Writing in Pink: The History of a Colour, Michel Pastoureau says, “Pink has such powerful associations today that it’s hard to imagine the colourr could ever have meant anything different. But it’s only since the introduction of the Barbie doll in 1959 that pink has become decisively feminized. Indeed, in the eighteenth century, pink was frequently masculine, and the colour has signified many things beyond gender over the course of its long history—from the prim to the vulgar, and from the romantic to the eccentric.”
Eccentric Pink at Home
Quirky, offbeat, Bohemian pink can turn up with one hot pink painted wall in an otherwise white room. Or, one pink abstract painting in an otherwise tame beige sitting room.
There is a whole category of flowers named pinks. A big bunch of fresh pink flowers isn’t eccentric, but strands of pink Indian fabric flowers draped over a hat stand are.
Fresh, New, Pink Dawn
Pink is the colour of dawn. The sun comes up and the sky streaks pink. Homer wrote in the Odyssey in 800BC, ‘The Child of morning, rosy-fingered dawn.” Lucretius also wrote about a pink dawn.

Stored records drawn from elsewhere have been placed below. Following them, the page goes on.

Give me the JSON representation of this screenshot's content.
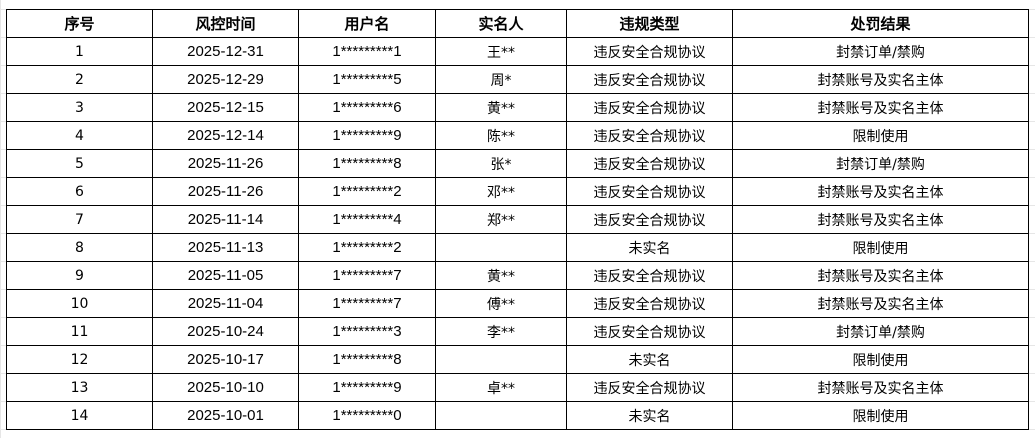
{
  "headers": [
    "序号",
    "风控时间",
    "用户名",
    "实名人",
    "违规类型",
    "处罚结果"
  ],
  "rows": [
    [
      "1",
      "2025-12-31",
      "1*********1",
      "王**",
      "违反安全合规协议",
      "封禁订单/禁购"
    ],
    [
      "2",
      "2025-12-29",
      "1*********5",
      "周*",
      "违反安全合规协议",
      "封禁账号及实名主体"
    ],
    [
      "3",
      "2025-12-15",
      "1*********6",
      "黄**",
      "违反安全合规协议",
      "封禁账号及实名主体"
    ],
    [
      "4",
      "2025-12-14",
      "1*********9",
      "陈**",
      "违反安全合规协议",
      "限制使用"
    ],
    [
      "5",
      "2025-11-26",
      "1*********8",
      "张*",
      "违反安全合规协议",
      "封禁订单/禁购"
    ],
    [
      "6",
      "2025-11-26",
      "1*********2",
      "邓**",
      "违反安全合规协议",
      "封禁账号及实名主体"
    ],
    [
      "7",
      "2025-11-14",
      "1*********4",
      "郑**",
      "违反安全合规协议",
      "封禁账号及实名主体"
    ],
    [
      "8",
      "2025-11-13",
      "1*********2",
      "",
      "未实名",
      "限制使用"
    ],
    [
      "9",
      "2025-11-05",
      "1*********7",
      "黄**",
      "违反安全合规协议",
      "封禁账号及实名主体"
    ],
    [
      "10",
      "2025-11-04",
      "1*********7",
      "傅**",
      "违反安全合规协议",
      "封禁账号及实名主体"
    ],
    [
      "11",
      "2025-10-24",
      "1*********3",
      "李**",
      "违反安全合规协议",
      "封禁订单/禁购"
    ],
    [
      "12",
      "2025-10-17",
      "1*********8",
      "",
      "未实名",
      "限制使用"
    ],
    [
      "13",
      "2025-10-10",
      "1*********9",
      "卓**",
      "违反安全合规协议",
      "封禁账号及实名主体"
    ],
    [
      "14",
      "2025-10-01",
      "1*********0",
      "",
      "未实名",
      "限制使用"
    ]
  ]
}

It seems a natural fit for the bedroom, then. Or the bathroom. The fresh start to a new day.
It’s a good colour for firsts, in your wardrobe. First date. First job interview (a touch of pink reminds your interviewer that you are the right female candidate for a job where they want a woman). The first inauguration of Dwight E. Eisenhower saw his wife Maimie in pink.
This was thought to be the key American turning point in the association of pink with ladies – and ladylike, ladies. It took off.
Shocking pink has its origins with, of course, Elsa Schiaparelli who invented it in 1931. It helped that she knew surrealist painters as friends.
Magenta was mixed with white and a look was born. She launched a perfume called Shocking, sold in a bottle in the shape of a woman’s torso, said to be modelled on Mae West.
At some point, pink also became the badge of gay men in the 20th century rights movement.
The Science on Sunrise Pink
So if you want to make a first impression in your wardrobe, or want a sunrise feeling for your bedroom when you open the curtains (or in the bathroom first thing when you start the day) it’s sunrise pink you want.
And it works at sunset too. So perhaps at home, where you begin and end your day, looking for a fresh feeling (morning) or a relaxing wind-down (evening) it makes sense to think pink.
Funnily enough insulation is also pink. Or it can be, with certain companies. We’re back to the cosy/comfort angle on pink again, suggested by a baby’s first contact with her or his mum’s breast. In fact, Owens Corning trademarked their pink insulation.
Barbiecore
The only issue with pink in the second half of the 2020s is the dated association with Barbiecore, which Vogue were writing about when the hit film emerged.
The generation who came of age in 2017 loved it. In fact there was a shade of pink just for them (Millennial Pink) that year.
Maybe a pink chopping board in your kitchen won’t date as much – but forget the full Barbie Caravan look for your bedroom.
The Pink Chakra
When I was researching the aura and chakra system in Lifesweeping it became clear that green is the heart chakra colour, not pink.
So why do so many new age shops sell pink quartz crystals to attract love?
Well, because it sells. But the experts on the human colour energy field say your heart is green, not pink.
If you’re decidedly non-pink in your approach to your clothes or your home, you may want to try with a bunch of pink flowers to see how you feel about it.